Actually, I'd say that both of the other answers are half-wrong. The true answer is:
Basically, there are 3 possible options (although they aren't the only ones possible):
1a) (most common) a LED receives a current through a current-limiting resistor, the current path ends after the LED (ground etc);
In this case you can safely remove the LED, making it open-circuit. You can keep the resistor, the current won't flow through it anyway.
1b) a LED receives a limited current through a constant or current-limited current supply, the current path ends after the LED.
In this case, you won't find a current-limiting resistor - but you can still remove the LED without any side effects other than small overall current consumption reduction. note: while most (if not all) current sources have some kind of open-circuit protection, in very rare cases you may end with it pushing the drive voltage to the extreme, possibly damaging it
2) a LED receives a unlimited current, but with a limited voltage. You may find this solution in some low-end electronics OR in cases where the supply voltage is about Vd of the diode.
In this case, since the entire voltage drop happens on the diode, it's rather impossible that the current powers anything else, so you can usually safely unplug/unsolder it.
3) a LED receives a current and the current path doesn't end after the LED. It may be used as a rectifier or voltage dropper.
In this case, removing a LED with disable and/or damage the whole circuit dependent on the current. It is rare, but not entirely impossible to find. The current will probably not be limited by resistor in this case, but rather by some current driving IC, although you may find a limiting resistor in this case (note that since it actually reduces the maximum current of the whole path, it is even rarer IMO). You may consider replacing it with a series of non-LE diodes, usually 3 or 4 would be okay, depending on the exact colour of LED etc.

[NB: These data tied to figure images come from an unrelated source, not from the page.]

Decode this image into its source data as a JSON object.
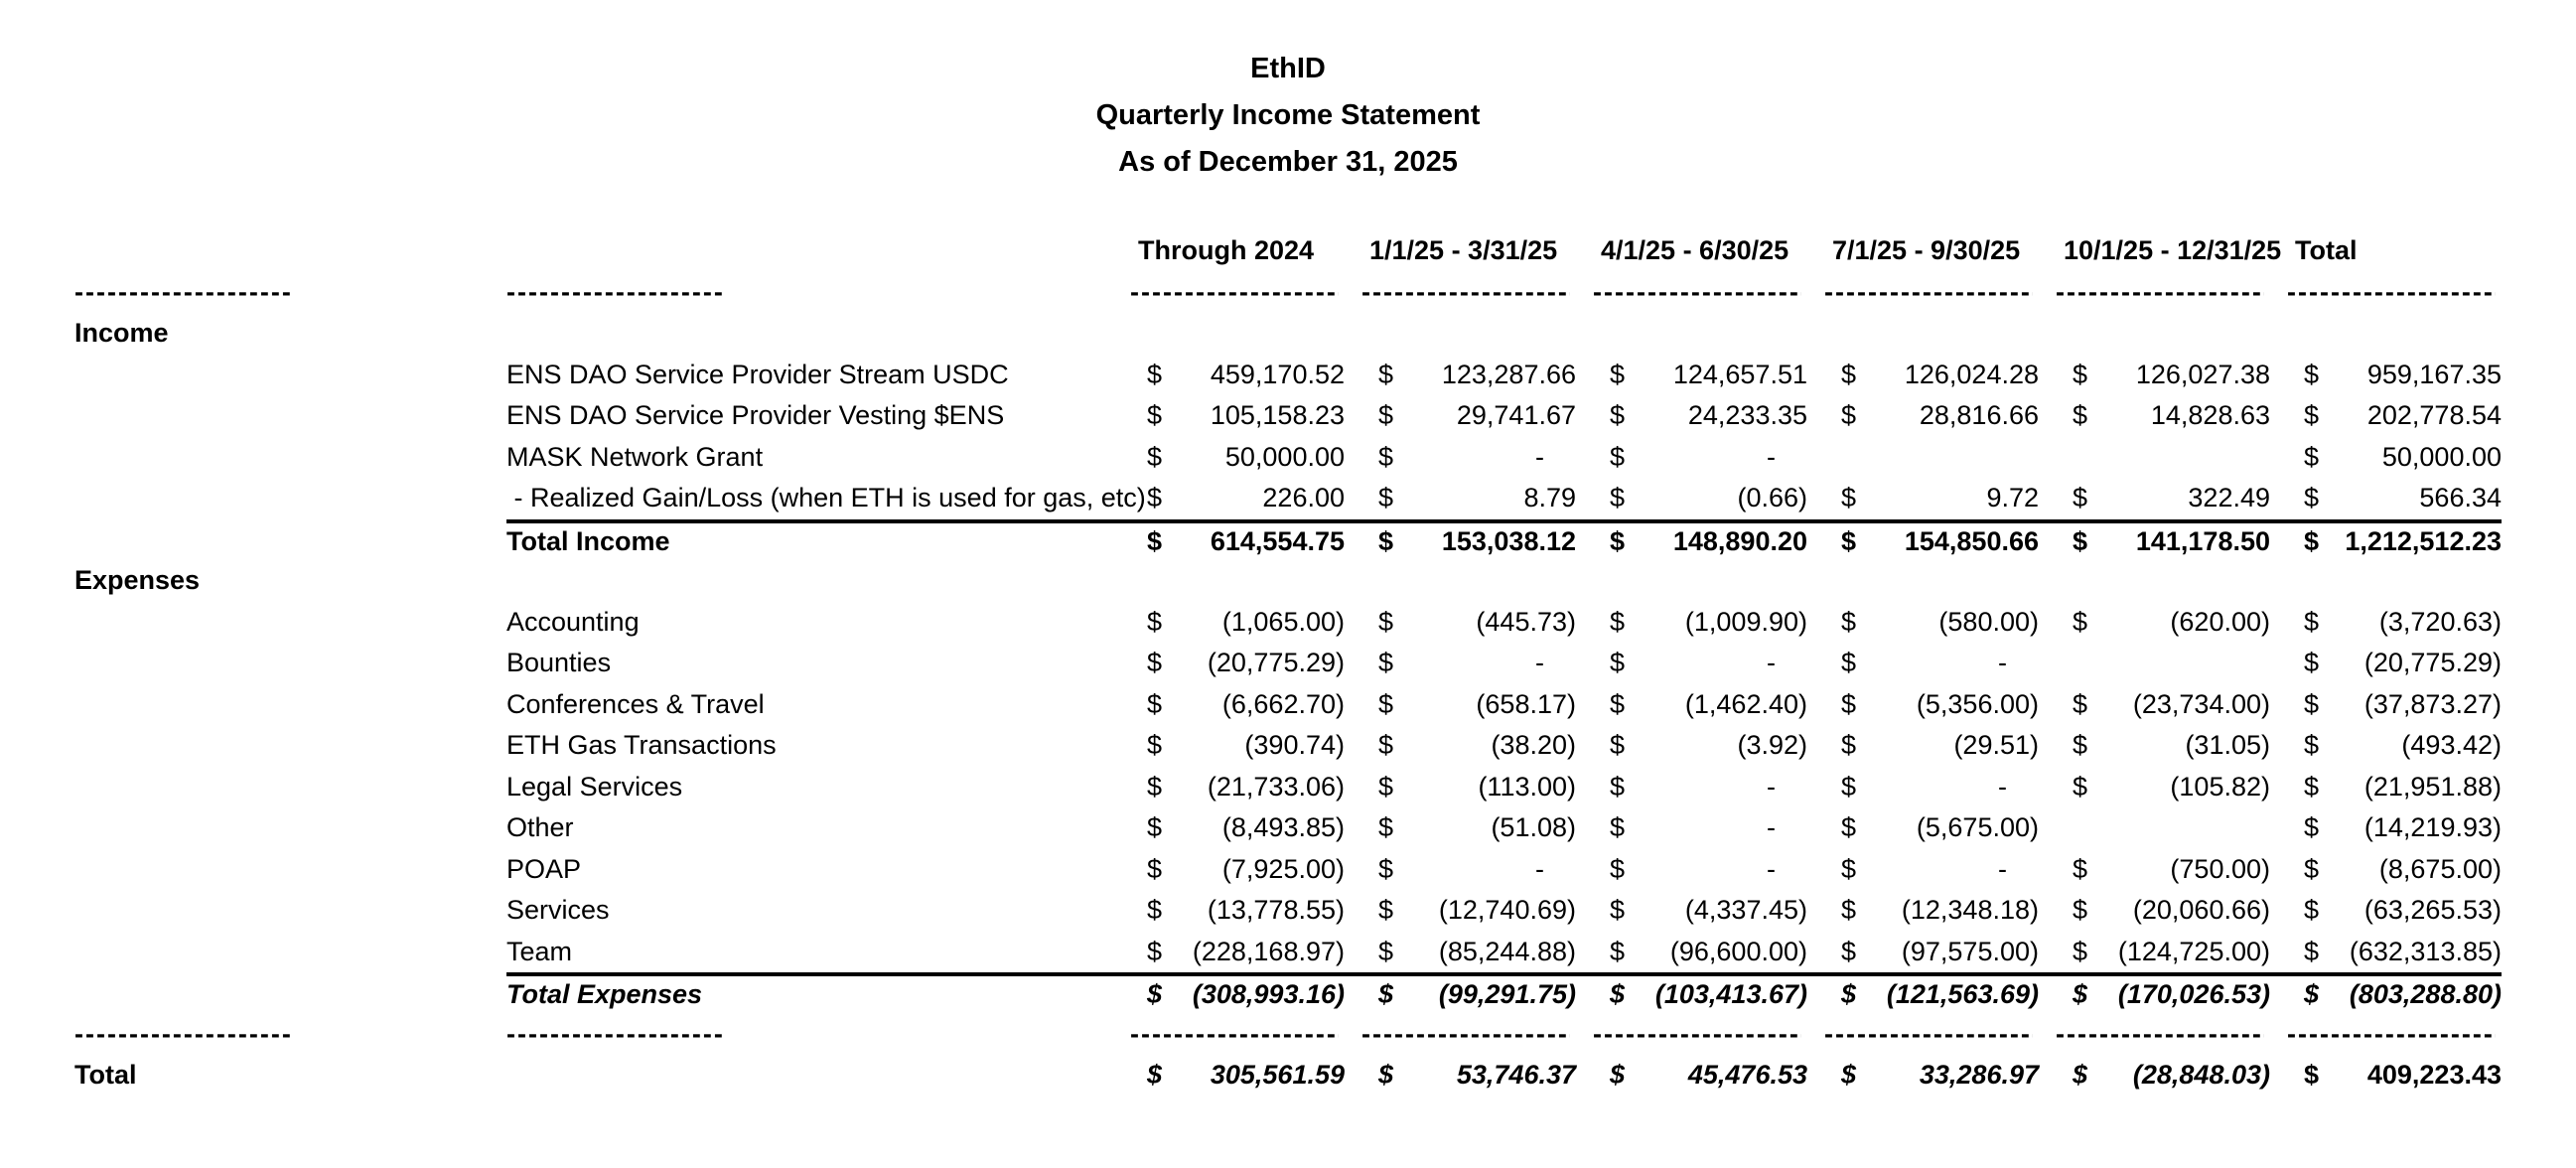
{
  "title": {
    "company": "EthID",
    "report": "Quarterly Income Statement",
    "as_of": "As of December 31, 2025"
  },
  "currency": "$",
  "separator": "--------------------------------",
  "columns": [
    "Through 2024",
    "1/1/25 - 3/31/25",
    "4/1/25 - 6/30/25",
    "7/1/25 - 9/30/25",
    "10/1/25 - 12/31/25",
    "Total"
  ],
  "rows": [
    {
      "type": "header",
      "key": "column-headers"
    },
    {
      "type": "dashes",
      "key": "header-separator"
    },
    {
      "type": "section",
      "key": "income-section",
      "label": "Income"
    },
    {
      "type": "item",
      "key": "ens-dao-stream-usdc",
      "label": "ENS DAO Service Provider Stream USDC",
      "values": [
        "459,170.52",
        "123,287.66",
        "124,657.51",
        "126,024.28",
        "126,027.38",
        "959,167.35"
      ]
    },
    {
      "type": "item",
      "key": "ens-dao-vesting-ens",
      "label": "ENS DAO Service Provider Vesting $ENS",
      "values": [
        "105,158.23",
        "29,741.67",
        "24,233.35",
        "28,816.66",
        "14,828.63",
        "202,778.54"
      ]
    },
    {
      "type": "item",
      "key": "mask-network-grant",
      "label": "MASK Network Grant",
      "values": [
        "50,000.00",
        "-",
        "-",
        "",
        "",
        "50,000.00"
      ]
    },
    {
      "type": "item",
      "key": "realized-gain-loss",
      "label": " - Realized Gain/Loss (when ETH is used for gas, etc)",
      "values": [
        "226.00",
        "8.79",
        "(0.66)",
        "9.72",
        "322.49",
        "566.34"
      ]
    },
    {
      "type": "total",
      "key": "total-income",
      "label": "Total Income",
      "values": [
        "614,554.75",
        "153,038.12",
        "148,890.20",
        "154,850.66",
        "141,178.50",
        "1,212,512.23"
      ]
    },
    {
      "type": "section",
      "key": "expenses-section",
      "label": "Expenses"
    },
    {
      "type": "item",
      "key": "accounting",
      "label": "Accounting",
      "values": [
        "(1,065.00)",
        "(445.73)",
        "(1,009.90)",
        "(580.00)",
        "(620.00)",
        "(3,720.63)"
      ]
    },
    {
      "type": "item",
      "key": "bounties",
      "label": "Bounties",
      "values": [
        "(20,775.29)",
        "-",
        "-",
        "-",
        "",
        "(20,775.29)"
      ]
    },
    {
      "type": "item",
      "key": "conferences-travel",
      "label": "Conferences & Travel",
      "values": [
        "(6,662.70)",
        "(658.17)",
        "(1,462.40)",
        "(5,356.00)",
        "(23,734.00)",
        "(37,873.27)"
      ]
    },
    {
      "type": "item",
      "key": "eth-gas-transactions",
      "label": "ETH Gas Transactions",
      "values": [
        "(390.74)",
        "(38.20)",
        "(3.92)",
        "(29.51)",
        "(31.05)",
        "(493.42)"
      ]
    },
    {
      "type": "item",
      "key": "legal-services",
      "label": "Legal Services",
      "values": [
        "(21,733.06)",
        "(113.00)",
        "-",
        "-",
        "(105.82)",
        "(21,951.88)"
      ]
    },
    {
      "type": "item",
      "key": "other",
      "label": "Other",
      "values": [
        "(8,493.85)",
        "(51.08)",
        "-",
        "(5,675.00)",
        "",
        "(14,219.93)"
      ]
    },
    {
      "type": "item",
      "key": "poap",
      "label": "POAP",
      "values": [
        "(7,925.00)",
        "-",
        "-",
        "-",
        "(750.00)",
        "(8,675.00)"
      ]
    },
    {
      "type": "item",
      "key": "services",
      "label": "Services",
      "values": [
        "(13,778.55)",
        "(12,740.69)",
        "(4,337.45)",
        "(12,348.18)",
        "(20,060.66)",
        "(63,265.53)"
      ]
    },
    {
      "type": "item",
      "key": "team",
      "label": "Team",
      "values": [
        "(228,168.97)",
        "(85,244.88)",
        "(96,600.00)",
        "(97,575.00)",
        "(124,725.00)",
        "(632,313.85)"
      ]
    },
    {
      "type": "total",
      "key": "total-expenses",
      "italic": true,
      "label": "Total Expenses",
      "values": [
        "(308,993.16)",
        "(99,291.75)",
        "(103,413.67)",
        "(121,563.69)",
        "(170,026.53)",
        "(803,288.80)"
      ]
    },
    {
      "type": "dashes",
      "key": "footer-separator"
    },
    {
      "type": "grandtotal",
      "key": "net-total",
      "label": "Total",
      "values": [
        "305,561.59",
        "53,746.37",
        "45,476.53",
        "33,286.97",
        "(28,848.03)",
        "409,223.43"
      ]
    }
  ]
}
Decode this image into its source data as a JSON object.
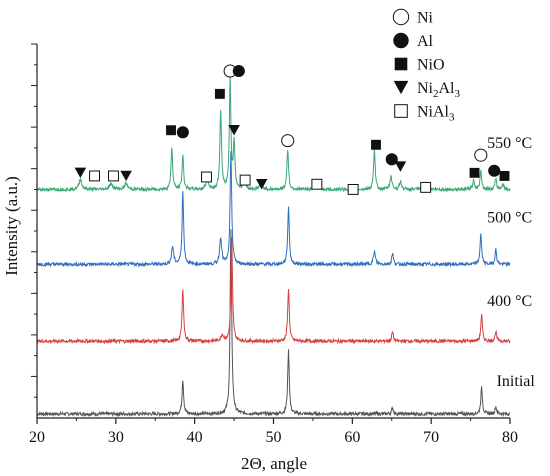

Also, bear in mind that the visual signal from the LED may be used by an optic receiver somewhere (computer mouse LEDs come to mind here), so you may (although unlikely) end with an appliance not sending required feedback signal, thus not working properly or at all.
Now, how to distinguish those cases? The simplest way is to unplug/unsolder the diode, check the results. In 99% of the cases everything will work as usual.
Note 1: doing a short circuit would damage solution 2), increase current consumption slightly (due to omission of diode's internal resistance) in cases 1a/b) and 3) and possibly stress/damage (although unlikely) some components in cases 1b) & 3). Doing an open circuit would disable all parts in series with the diode in case 3).
Note 2: burnt LEDs behaviour depends on the actual damage done to LED - although they usually simply increase their internal resistance heavily, so they approach open circuit after some time (like a fuse).
tl;dr in 99% of the cases simply remove the LED and don't worry about anything else. If the circuit malfunctions and the removal was done properly, either reattach the diode and cover it mechanically/visually OR use a series of non-LE diodes with Vd ~equal to Vd of your diode. YMMV.